The group describes itself as being founded in 1986, on Midsummer's Eve, close to a waterfall called Ristafallet in Hålland in Jämtland, in central Sweden. They started to publish collections of poetry or prose texts under their imprint Surrealistförlaget in 1987. In an article from 2001, Lasse Söderberg (a Swedish writer belonging to an older generation) describes them, from an encounter in 1988 as "a few serious-looking young men", headquartered as the "Surrealist research bureau" in an antiquarian bookstore close to Strindberg's "Blue tower" (his famous last residence on the street Drottninggatan on Norrmalm). Their publications included a journal published first in 1987–1988 (4 issues), then variously and irregularly as Nakna läppar, Kvicksand (1 issue, 1989), Kalla handen (2 issues, 1994) and finally as Stora saltet (9 issues, 1995–1998). Stora Saltet contained poetic, surreal texts and the editorials were often philosophical and/or political. In Söderberg's view the content of the journal was of mixed quality, but he particularly appreciated the speculative writings of Johannes Bergmark and Carl-Michael Edenborg (born 1967) on subjects like erotica, money, alchemy, and music.
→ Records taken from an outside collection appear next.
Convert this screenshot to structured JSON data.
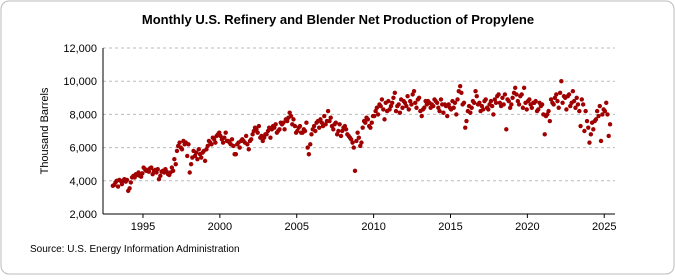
{
  "chart_data": {
    "type": "scatter",
    "title": "Monthly U.S. Refinery and Blender Net Production of Propylene",
    "y_label": "Thousand Barrels",
    "source": "Source: U.S. Energy Information Administration",
    "color": "#a00000",
    "grid": true,
    "xlim": [
      1992.4,
      2025.7
    ],
    "xticks": [
      1995,
      2000,
      2005,
      2010,
      2015,
      2020,
      2025
    ],
    "ylim": [
      2000,
      12000
    ],
    "yticks": [
      {
        "value": 2000,
        "label": "2,000"
      },
      {
        "value": 4000,
        "label": "4,000"
      },
      {
        "value": 6000,
        "label": "6,000"
      },
      {
        "value": 8000,
        "label": "8,000"
      },
      {
        "value": 10000,
        "label": "10,000"
      },
      {
        "value": 12000,
        "label": "12,000"
      }
    ],
    "x": [
      1993.04,
      1993.13,
      1993.21,
      1993.29,
      1993.38,
      1993.46,
      1993.54,
      1993.63,
      1993.71,
      1993.79,
      1993.88,
      1993.96,
      1994.04,
      1994.13,
      1994.21,
      1994.29,
      1994.38,
      1994.46,
      1994.54,
      1994.63,
      1994.71,
      1994.79,
      1994.88,
      1994.96,
      1995.04,
      1995.13,
      1995.21,
      1995.29,
      1995.38,
      1995.46,
      1995.54,
      1995.63,
      1995.71,
      1995.79,
      1995.88,
      1995.96,
      1996.04,
      1996.13,
      1996.21,
      1996.29,
      1996.38,
      1996.46,
      1996.54,
      1996.63,
      1996.71,
      1996.79,
      1996.88,
      1996.96,
      1997.04,
      1997.13,
      1997.21,
      1997.29,
      1997.38,
      1997.46,
      1997.54,
      1997.63,
      1997.71,
      1997.79,
      1997.88,
      1997.96,
      1998.04,
      1998.13,
      1998.21,
      1998.29,
      1998.38,
      1998.46,
      1998.54,
      1998.63,
      1998.71,
      1998.79,
      1998.88,
      1998.96,
      1999.04,
      1999.13,
      1999.21,
      1999.29,
      1999.38,
      1999.46,
      1999.54,
      1999.63,
      1999.71,
      1999.79,
      1999.88,
      1999.96,
      2000.04,
      2000.13,
      2000.21,
      2000.29,
      2000.38,
      2000.46,
      2000.54,
      2000.63,
      2000.71,
      2000.79,
      2000.88,
      2000.96,
      2001.04,
      2001.13,
      2001.21,
      2001.29,
      2001.38,
      2001.46,
      2001.54,
      2001.63,
      2001.71,
      2001.79,
      2001.88,
      2001.96,
      2002.04,
      2002.13,
      2002.21,
      2002.29,
      2002.38,
      2002.46,
      2002.54,
      2002.63,
      2002.71,
      2002.79,
      2002.88,
      2002.96,
      2003.04,
      2003.13,
      2003.21,
      2003.29,
      2003.38,
      2003.46,
      2003.54,
      2003.63,
      2003.71,
      2003.79,
      2003.88,
      2003.96,
      2004.04,
      2004.13,
      2004.21,
      2004.29,
      2004.38,
      2004.46,
      2004.54,
      2004.63,
      2004.71,
      2004.79,
      2004.88,
      2004.96,
      2005.04,
      2005.13,
      2005.21,
      2005.29,
      2005.38,
      2005.46,
      2005.54,
      2005.63,
      2005.71,
      2005.79,
      2005.88,
      2005.96,
      2006.04,
      2006.13,
      2006.21,
      2006.29,
      2006.38,
      2006.46,
      2006.54,
      2006.63,
      2006.71,
      2006.79,
      2006.88,
      2006.96,
      2007.04,
      2007.13,
      2007.21,
      2007.29,
      2007.38,
      2007.46,
      2007.54,
      2007.63,
      2007.71,
      2007.79,
      2007.88,
      2007.96,
      2008.04,
      2008.13,
      2008.21,
      2008.29,
      2008.38,
      2008.46,
      2008.54,
      2008.63,
      2008.71,
      2008.79,
      2008.88,
      2008.96,
      2009.04,
      2009.13,
      2009.21,
      2009.29,
      2009.38,
      2009.46,
      2009.54,
      2009.63,
      2009.71,
      2009.79,
      2009.88,
      2009.96,
      2010.04,
      2010.13,
      2010.21,
      2010.29,
      2010.38,
      2010.46,
      2010.54,
      2010.63,
      2010.71,
      2010.79,
      2010.88,
      2010.96,
      2011.04,
      2011.13,
      2011.21,
      2011.29,
      2011.38,
      2011.46,
      2011.54,
      2011.63,
      2011.71,
      2011.79,
      2011.88,
      2011.96,
      2012.04,
      2012.13,
      2012.21,
      2012.29,
      2012.38,
      2012.46,
      2012.54,
      2012.63,
      2012.71,
      2012.79,
      2012.88,
      2012.96,
      2013.04,
      2013.13,
      2013.21,
      2013.29,
      2013.38,
      2013.46,
      2013.54,
      2013.63,
      2013.71,
      2013.79,
      2013.88,
      2013.96,
      2014.04,
      2014.13,
      2014.21,
      2014.29,
      2014.38,
      2014.46,
      2014.54,
      2014.63,
      2014.71,
      2014.79,
      2014.88,
      2014.96,
      2015.04,
      2015.13,
      2015.21,
      2015.29,
      2015.38,
      2015.46,
      2015.54,
      2015.63,
      2015.71,
      2015.79,
      2015.88,
      2015.96,
      2016.04,
      2016.13,
      2016.21,
      2016.29,
      2016.38,
      2016.46,
      2016.54,
      2016.63,
      2016.71,
      2016.79,
      2016.88,
      2016.96,
      2017.04,
      2017.13,
      2017.21,
      2017.29,
      2017.38,
      2017.46,
      2017.54,
      2017.63,
      2017.71,
      2017.79,
      2017.88,
      2017.96,
      2018.04,
      2018.13,
      2018.21,
      2018.29,
      2018.38,
      2018.46,
      2018.54,
      2018.63,
      2018.71,
      2018.79,
      2018.88,
      2018.96,
      2019.04,
      2019.13,
      2019.21,
      2019.29,
      2019.38,
      2019.46,
      2019.54,
      2019.63,
      2019.71,
      2019.79,
      2019.88,
      2019.96,
      2020.04,
      2020.13,
      2020.21,
      2020.29,
      2020.38,
      2020.46,
      2020.54,
      2020.63,
      2020.71,
      2020.79,
      2020.88,
      2020.96,
      2021.04,
      2021.13,
      2021.21,
      2021.29,
      2021.38,
      2021.46,
      2021.54,
      2021.63,
      2021.71,
      2021.79,
      2021.88,
      2021.96,
      2022.04,
      2022.13,
      2022.21,
      2022.29,
      2022.38,
      2022.46,
      2022.54,
      2022.63,
      2022.71,
      2022.79,
      2022.88,
      2022.96,
      2023.04,
      2023.13,
      2023.21,
      2023.29,
      2023.38,
      2023.46,
      2023.54,
      2023.63,
      2023.71,
      2023.79,
      2023.88,
      2023.96,
      2024.04,
      2024.13,
      2024.21,
      2024.29,
      2024.38,
      2024.46,
      2024.54,
      2024.63,
      2024.71,
      2024.79,
      2024.88,
      2024.96,
      2025.04,
      2025.13,
      2025.21,
      2025.29,
      2025.38
    ],
    "values": [
      3700,
      3750,
      3900,
      4000,
      3650,
      4050,
      4000,
      3800,
      4000,
      4100,
      3950,
      4050,
      3400,
      3550,
      3900,
      4200,
      4300,
      4200,
      4400,
      4350,
      4500,
      4300,
      4250,
      4450,
      4800,
      4700,
      4600,
      4650,
      4550,
      4750,
      4800,
      4400,
      4600,
      4650,
      4500,
      4700,
      4100,
      4300,
      4550,
      4600,
      4500,
      4700,
      4550,
      4400,
      4350,
      4500,
      4800,
      4600,
      5300,
      5000,
      5800,
      6100,
      6300,
      6000,
      5900,
      6400,
      6200,
      6300,
      5500,
      6200,
      4500,
      5000,
      5400,
      5800,
      5500,
      5700,
      5300,
      5900,
      5600,
      5400,
      5700,
      5800,
      5200,
      5900,
      6100,
      6400,
      6300,
      6200,
      6600,
      6500,
      6300,
      6700,
      6800,
      6900,
      6700,
      6500,
      6300,
      6600,
      6900,
      6400,
      6400,
      6300,
      6200,
      6500,
      6100,
      5600,
      5600,
      6200,
      6300,
      6000,
      6400,
      6500,
      6400,
      6300,
      6700,
      6200,
      5900,
      6400,
      6500,
      6800,
      7000,
      7200,
      7100,
      6900,
      7300,
      6600,
      6700,
      6400,
      6600,
      6800,
      6800,
      7000,
      7200,
      6600,
      7100,
      7300,
      7200,
      7400,
      6900,
      7000,
      7100,
      7500,
      7400,
      7500,
      7100,
      7700,
      7600,
      7800,
      8100,
      7900,
      7400,
      7700,
      7300,
      6900,
      7000,
      7200,
      7300,
      6900,
      6900,
      7100,
      7000,
      7500,
      6000,
      5600,
      6200,
      6800,
      7100,
      7300,
      7000,
      7500,
      7600,
      7200,
      7700,
      7500,
      7300,
      7900,
      7400,
      7600,
      8200,
      7600,
      7800,
      7300,
      7100,
      7400,
      7500,
      6800,
      7000,
      7400,
      6700,
      7000,
      7200,
      7300,
      7100,
      6800,
      6700,
      6600,
      6500,
      6300,
      6000,
      4600,
      6400,
      6900,
      6600,
      6100,
      6300,
      7200,
      7600,
      7500,
      7800,
      7700,
      7300,
      7200,
      7500,
      7900,
      7900,
      8200,
      8400,
      8000,
      8600,
      8500,
      8900,
      8300,
      7700,
      8700,
      8200,
      8800,
      8300,
      8500,
      8700,
      9000,
      9300,
      8200,
      8500,
      8600,
      8100,
      8900,
      8400,
      8800,
      8700,
      8500,
      9100,
      8300,
      8800,
      8600,
      9200,
      9400,
      8700,
      8400,
      8900,
      9000,
      8200,
      7900,
      8300,
      8400,
      8800,
      8600,
      8800,
      8700,
      8400,
      8600,
      8500,
      8900,
      8800,
      8700,
      8400,
      8200,
      8900,
      8600,
      8100,
      8600,
      8500,
      7900,
      8600,
      8400,
      8300,
      8800,
      8400,
      8700,
      8000,
      8900,
      9400,
      9700,
      9300,
      8600,
      8700,
      7200,
      7600,
      8200,
      8500,
      8100,
      8400,
      8800,
      8700,
      9400,
      9100,
      8600,
      8700,
      8200,
      8500,
      8300,
      8800,
      8900,
      8400,
      8300,
      8600,
      8800,
      8500,
      8000,
      8900,
      8700,
      9100,
      9200,
      8700,
      8500,
      9000,
      8600,
      9200,
      7100,
      8900,
      8800,
      8400,
      8600,
      9000,
      9300,
      9600,
      9200,
      8800,
      8600,
      9100,
      9200,
      8400,
      9600,
      8700,
      8300,
      8800,
      8900,
      8600,
      8400,
      8700,
      8700,
      8800,
      8200,
      8300,
      8700,
      8500,
      8600,
      8000,
      6800,
      7900,
      8000,
      8200,
      7600,
      8900,
      8700,
      8600,
      9000,
      9200,
      8800,
      8400,
      9300,
      10000,
      8700,
      9100,
      9000,
      8300,
      9100,
      9200,
      8500,
      8700,
      9400,
      8800,
      8400,
      9000,
      8600,
      8200,
      7300,
      8900,
      8600,
      7000,
      8200,
      7600,
      7200,
      6300,
      6800,
      7500,
      7100,
      7600,
      7700,
      8200,
      7900,
      8500,
      6400,
      8000,
      8300,
      8200,
      8700,
      8000,
      6700,
      7400
    ]
  }
}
According to Söderberg, the group consciously cut itself off from the "cultural establishment", but as their activities as a group cooled down – Stora saltet was last published in 1998 – the members turned in other directions. In a brief article on Stora saltet in Expressen 27 November 1995, Agneta Klingspor urges the reader to remember the name of Aase Berg (born 1967), a young poet publishing in Stora Saltet. Berg made her serious literary debut two years later with a collection of poetry on the prestigious publishing house Bonniers, and has since emerged as one of the most significant poets in Sweden, and as editor of the leading literary journal BLM and critic for Expressen, she has been firmly placed within the cultural establishment. Edenborg, who started his own publishing company Vertigo, meanwhile continued to take an interest in alchemy and, beside other writings on the subject, in 2002 completed a doctoral dissertation on alchemy in Sweden during the 18th century. Another of the members of the group around Stora saltet (according to Anneli Jordahl in DN 16 February 2001) was the novelist Maja Lundgren (born 1965), whose novel Pompeji (Bonniers, 2001) has been translated into several languages and (in 2005) nominated for the Italian prize Premio Bancarella. She made her debut as a novelist already in the early 1990s and has since regularly been writing for the literary journal 90tal (later 00tal) and the daily paper Aftonbladet.

Other members of the group include Kajsa Bergh, Bruno Jacobs, H. Christian Werner, Helena Boberg and Mattias Forshage. Forshage is a naturalist, as of 2005 working on a dissertation in entomology at Uppsala University, whose poetry in Angående näktergalarna man fann på glaciärisen (Lund: Ellerströms 1998), written in the surrealist tradition of automatic writing, takes its point of departure in various ornithological or geologic observations made at visits to the Swedish Museum of Natural History in Stockholm. Johannes Bergmark, mentioned above, works as a musician and composer, has recorded a number of CDs and performed on festivals internationally.

Although less active in later years, the group maintains a website, where some of the texts from Stora saltet may be read, and the last text is dated 2002.